In 2004, we began to create social art projects that investigate the overlay of urban and rural systems on the lives of specific communities. We became interested in how people and place could be seen in relationship to their local history, ecology, and social economies such as voluntary and informal exchanges. This led us to think about how the customs or symbols that are stereotypically rural migrate into an urban setting, and how systems of art and cultural production might amplify local experience and traditions. Our Midwestern upbringings of weeding gardens, picking apples, and preserving fruit and vegetables have become part of the process and the narrative of our projects.
Our first collaboration, Temescal Amity Works (2004-07), was sited in the Temescal neighborhood of Oakland, California. We maintained a storefront, a series of free publications, a website, and a crop-sharing program called the Big Backyard. The Big Backyard was formed around a pushcart that we used to gather surplus produce such as citrus, figs, plums, apples, peaches, pears, avocados, vegetables, and herbs from neighborhood yards and adjacent public lots. We then gave them away at our storefront or else redistributed as collective preserves and marmalades. We’d been living in Temescal since 1997, and when we conceived of Temescal Amity Works we saw it as a way to localize our attention and work within our neighborhood.
Building on these themes and practices, Lemon Everlasting Backyard Battery was conceived for the exhibition This Show Needs You at the San Jose Institute for Contemporary Art (March 29-May 19, 2008). We collaborated with Joe McHenry, a friend and local food enthusiast, to continue our investigation of the social economy of backyard fruit trees. It also provided an opportunity for us to experiment with how an exhibition space can hold, or frame, local issues and actively engaged the general public.
Inspired by San Jose's early agricultural history and the enduring popularity of the lemon tree as an emblematic California lawn accessory, we collected more than half a ton of lemons from yards in the area and preserved them with salt, allowing them to cure while on view in the gallery.

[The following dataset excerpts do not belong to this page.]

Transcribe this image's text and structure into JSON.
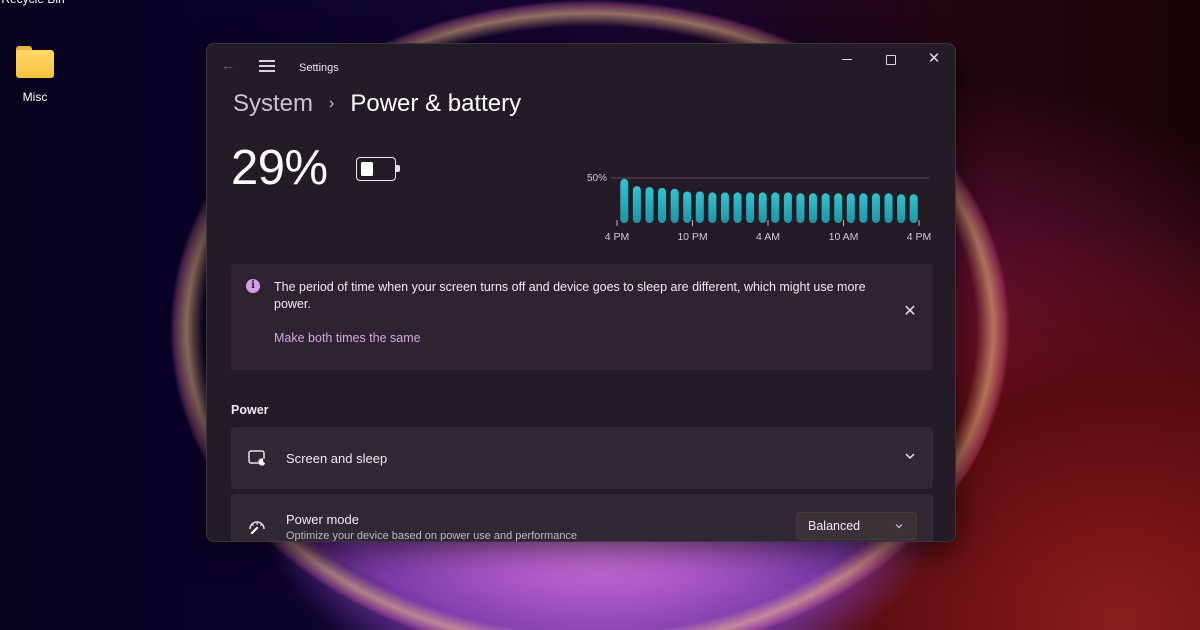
{
  "desktop": {
    "icons": [
      {
        "label": "Recycle Bin",
        "icon": "recycle-bin-icon"
      },
      {
        "label": "Misc",
        "icon": "folder-icon"
      }
    ]
  },
  "window": {
    "app_title": "Settings",
    "controls": {
      "back": "back-arrow-icon",
      "menu": "hamburger-menu-icon",
      "minimize": "minimize-icon",
      "maximize": "maximize-icon",
      "close": "close-icon"
    },
    "close_glyph": "✕",
    "back_glyph": "←"
  },
  "breadcrumb": {
    "parent": "System",
    "separator": "›",
    "current": "Power & battery"
  },
  "battery": {
    "percent_label": "29%",
    "level": 0.29
  },
  "chart_data": {
    "type": "bar",
    "title": "",
    "xlabel": "",
    "ylabel": "",
    "y_reference_label": "50%",
    "y_reference": 50,
    "ylim": [
      0,
      50
    ],
    "x_tick_labels": [
      "4 PM",
      "10 PM",
      "4 AM",
      "10 AM",
      "4 PM"
    ],
    "x_range_hours": [
      0,
      24
    ],
    "x_tick_hours": [
      0,
      6,
      12,
      18,
      24
    ],
    "bar_color": "#2ab3c0",
    "values": [
      49,
      41,
      40,
      39,
      38,
      35,
      35,
      34,
      34,
      34,
      34,
      34,
      34,
      34,
      33,
      33,
      33,
      33,
      33,
      33,
      33,
      33,
      32,
      32
    ]
  },
  "notification": {
    "icon": "info-icon",
    "icon_glyph": "i",
    "message": "The period of time when your screen turns off and device goes to sleep are different, which might use more power.",
    "action_link": "Make both times the same",
    "close_glyph": "✕"
  },
  "power_section": {
    "title": "Power",
    "items": [
      {
        "label": "Screen and sleep",
        "icon": "screen-sleep-icon",
        "expanded": false
      },
      {
        "label": "Power mode",
        "subtitle": "Optimize your device based on power use and performance",
        "icon": "power-mode-gauge-icon",
        "dropdown_value": "Balanced"
      }
    ]
  },
  "colors": {
    "accent_link": "#d5a6e4",
    "info_icon": "#d79ce8",
    "chart_bar": "#2ab3c0",
    "window_bg": "#231c26",
    "card_bg": "#302833"
  }
}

Rows of yellow jarred fruits, along with local stories and portraits of yards and trees, were displayed, thus turning the gallery into a charged space of culinary potential.
We also organized public gatherings, including a workshop for preserving lemons as well as an evening tasting event on May 2. In recognition of the bounty of San Jose yards, the city council declared it “San Jose Lemon Day.”
While many people manage to utilize a good portion of lemons that their trees produce, it’s impossible to use them all. For thousands of years, humans have experienced the predicament of how to make a temporary surplus not go to waste, spawning cultural practices of fermenting, pickling, and curing, as well as fostering traditions of barter and festival. The challenge of making the harvest last can be seen as one of the fundamentals upon which local economies and community traditions are constructed.
Although it may seem like contemporary urban life is cut off from these agricultural histories, we find that the citizens of our cities continue to creatively participate in them. Storing the energy of the lemon both demonstrates the potential bounty within the urban landscape and symbolizes the presence of an underused resource. The decision to plant a fruit tree in your yard can be an economic one. When our property produces such a commodity, the choice to harvest or plow under, preserve or share with neighbors, reveal a micro-economy in action. When a whole neighborhood has fruit trees in their yards, the seeds of a much larger system are present there.